Protecting yourself from the devastating impact of reactive soil
So, how can you protect yourself when you’re making what could be the biggest purchase of your life? There are two main ways:
- Insisting on soil testing
- Getting a comprehensive and professional property and building inspection done.
1. Testing for reactive soil
The only way to ascertain whether soil is reactive or not is to get a professional soil test done. This is a particularly crucial stage in the planning, approval and construction of new homes, pools and extensions.
Any soil identification and testing that you have carried out in relation to your property should strictly adhere to the appropriate Australian standard. It should also be carried out by a qualified geotechnical engineer who can furnish you with a comprehensive report.
2. Reactive soils and building inspections
One of the strongest safeguards against being stuck with a property that’s plagued by these problems is to organise a comprehensive and professional property and building inspection before you buy. It’s the only way to ensure that you’re not getting the wool pulled over your eyes when it comes to reactive soil.

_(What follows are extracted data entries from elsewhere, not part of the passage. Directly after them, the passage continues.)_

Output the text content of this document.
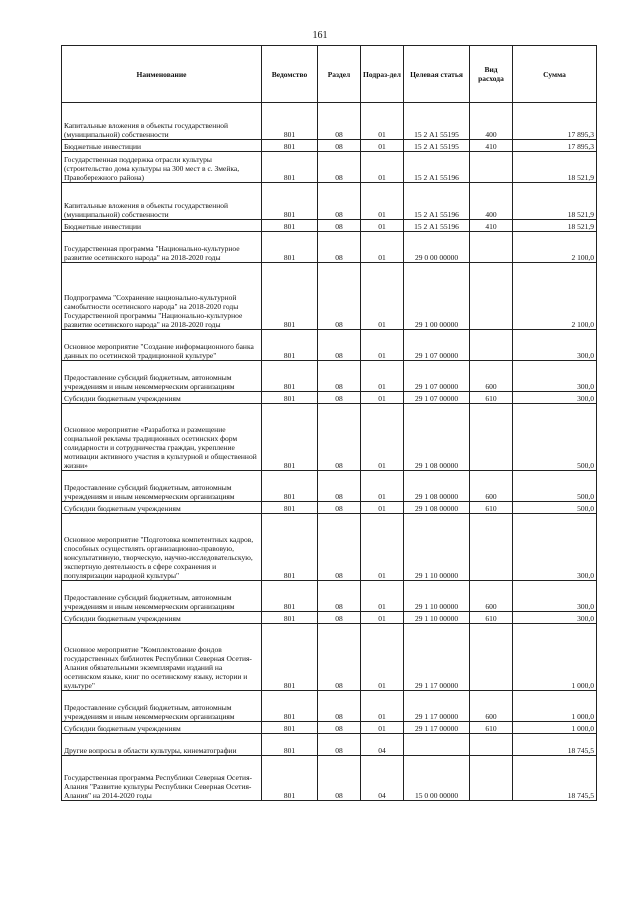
161
Наименование	Ведомство	Раздел	Подраз-дел	Целевая статья	Вид расхода	Сумма
Капитальные вложения в объекты государственной (муниципальной) собственности	801	08	01	15 2 А1 55195	400	17 895,3
Бюджетные инвестиции	801	08	01	15 2 А1 55195	410	17 895,3
Государственная поддержка отрасли культуры (строительство дома культуры на 300 мест в с. Змейка, Правобережного района)	801	08	01	15 2 А1 55196		18 521,9
Капитальные вложения в объекты государственной (муниципальной) собственности	801	08	01	15 2 А1 55196	400	18 521,9
Бюджетные инвестиции	801	08	01	15 2 А1 55196	410	18 521,9
Государственная программа "Национально-культурное развитие осетинского народа" на 2018-2020 годы	801	08	01	29 0 00 00000		2 100,0
Подпрограмма "Сохранение национально-культурной самобытности осетинского народа" на 2018-2020 годы Государственной программы "Национально-культурное развитие осетинского народа" на 2018-2020 годы	801	08	01	29 1 00 00000		2 100,0
Основное мероприятие "Создание информационного банка данных по осетинской традиционной культуре"	801	08	01	29 1 07 00000		300,0
Предоставление субсидий бюджетным, автономным учреждениям и иным некоммерческим организациям	801	08	01	29 1 07 00000	600	300,0
Субсидии бюджетным учреждениям	801	08	01	29 1 07 00000	610	300,0
Основное мероприятие «Разработка и размещение социальной рекламы традиционных осетинских форм солидарности и сотрудничества граждан, укрепление мотивации активного участия в культурной и общественной жизни»	801	08	01	29 1 08 00000		500,0
Предоставление субсидий бюджетным, автономным учреждениям и иным некоммерческим организациям	801	08	01	29 1 08 00000	600	500,0
Субсидии бюджетным учреждениям	801	08	01	29 1 08 00000	610	500,0
Основное мероприятие "Подготовка компетентных кадров, способных осуществлять организационно-правовую, консультативную, творческую, научно-исследовательскую, экспертную деятельность в сфере сохранения и популяризации народной культуры"	801	08	01	29 1 10 00000		300,0
Предоставление субсидий бюджетным, автономным учреждениям и иным некоммерческим организациям	801	08	01	29 1 10 00000	600	300,0
Субсидии бюджетным учреждениям	801	08	01	29 1 10 00000	610	300,0
Основное мероприятие "Комплектование фондов государственных библиотек Республики Северная Осетия-Алания обязательными экземплярами изданий на осетинском языке, книг по осетинскому языку, истории и культуре"	801	08	01	29 1 17 00000		1 000,0
Предоставление субсидий бюджетным, автономным учреждениям и иным некоммерческим организациям	801	08	01	29 1 17 00000	600	1 000,0
Субсидии бюджетным учреждениям	801	08	01	29 1 17 00000	610	1 000,0
Другие вопросы в области культуры, кинематографии	801	08	04			18 745,5
Государственная программа Республики Северная Осетия-Алания "Развитие культуры Республики Северная Осетия-Алания" на 2014-2020 годы	801	08	04	15 0 00 00000		18 745,5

It’s not always possible to avoid buying a home that’s been built on reactive soil. However, by arming yourself with this knowledge and making sure that appropriate steps have been taken to combat the effects of reactive soil in your home’s design and construction, you can at least breathe easy.
What you should do if you have reactive soil
Once you’ve established that your home is built on reactive soil, you should follow a few simple rules:
- Keep the immediate surrounds of the house free from large trees or other significant vegetation. Trees suck moisture from the soil, causing the soil to shrink.

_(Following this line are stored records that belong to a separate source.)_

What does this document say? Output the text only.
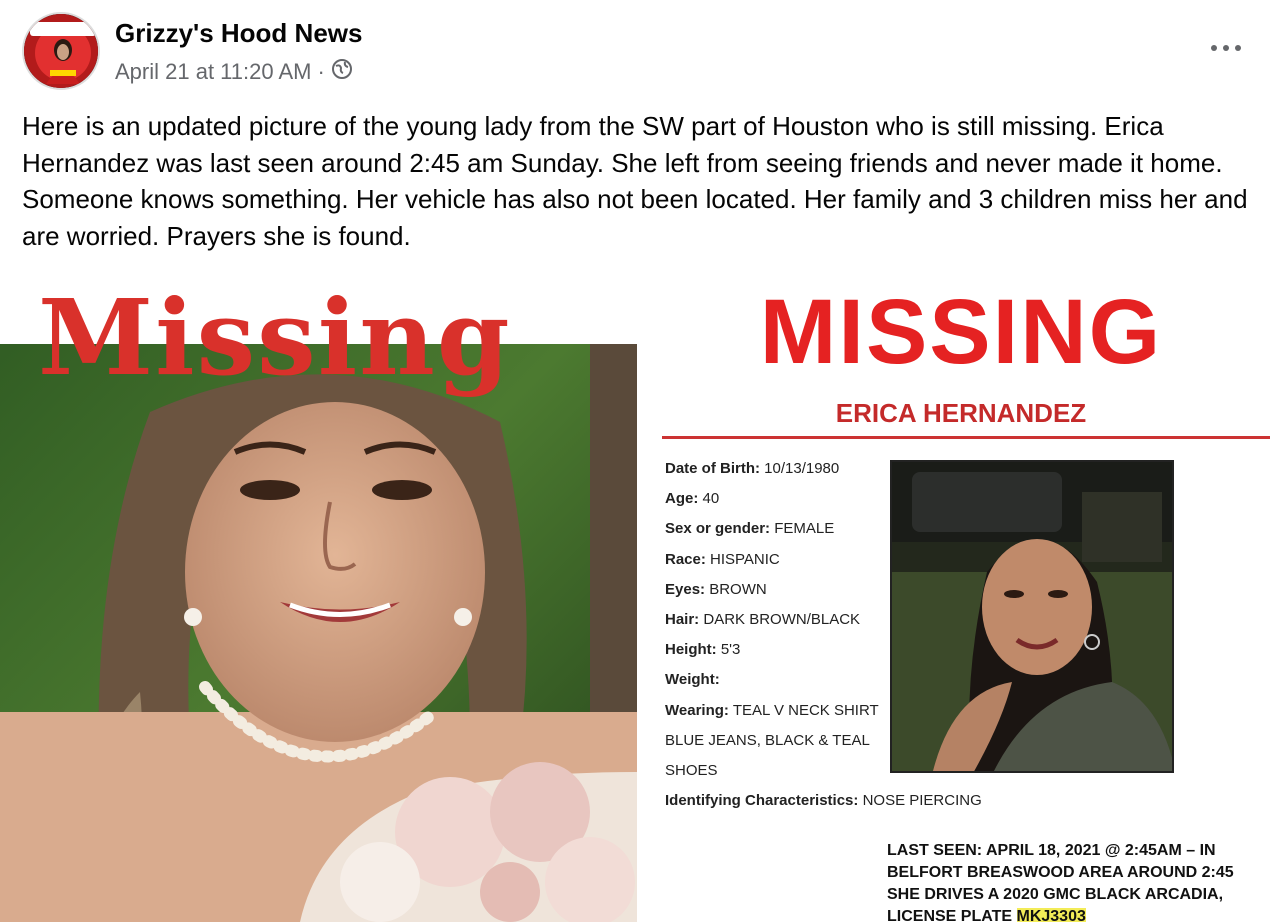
Grizzy's Hood News
April 21 at 11:20 AM ·
Here is an updated picture of the young lady from the SW part of Houston who is still missing. Erica Hernandez was last seen around 2:45 am Sunday. She left from seeing friends and never made it home. Someone knows something. Her vehicle has also not been located. Her family and 3 children miss her and are worried. Prayers she is found.
Missing	MISSING
ERICA HERNANDEZ
Date of Birth: 10/13/1980
Age: 40
Sex or gender: FEMALE
Race: HISPANIC
Eyes: BROWN
Hair: DARK BROWN/BLACK
Height: 5'3
Weight:
Wearing: TEAL V NECK SHIRT
BLUE JEANS, BLACK & TEAL
SHOES
Identifying Characteristics: NOSE PIERCING
LAST SEEN: APRIL 18, 2021 @ 2:45AM – IN
BELFORT BREASWOOD AREA AROUND 2:45
SHE DRIVES A 2020 GMC BLACK ARCADIA,
LICENSE PLATE MKJ3303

- Ensure you maintain enough space between your home and its garden beds and irrigation systems so as to avoid unnecessary saturation of the soil around your house.
- Ensure that your guttering and downpipes are in a good state of repair and adequate to direct rainwater away from the house into stormwater drains as opposed to into the soil itself.
- Consider a comprehensive property inspection to detect any issues with your plumbing, sewerage and drainage systems and to uncover other problems caused by reactive soil.
- Identify any damage to your property already caused by reactive soil and take steps to carry out repairs and preventative works before any existing problems worsen.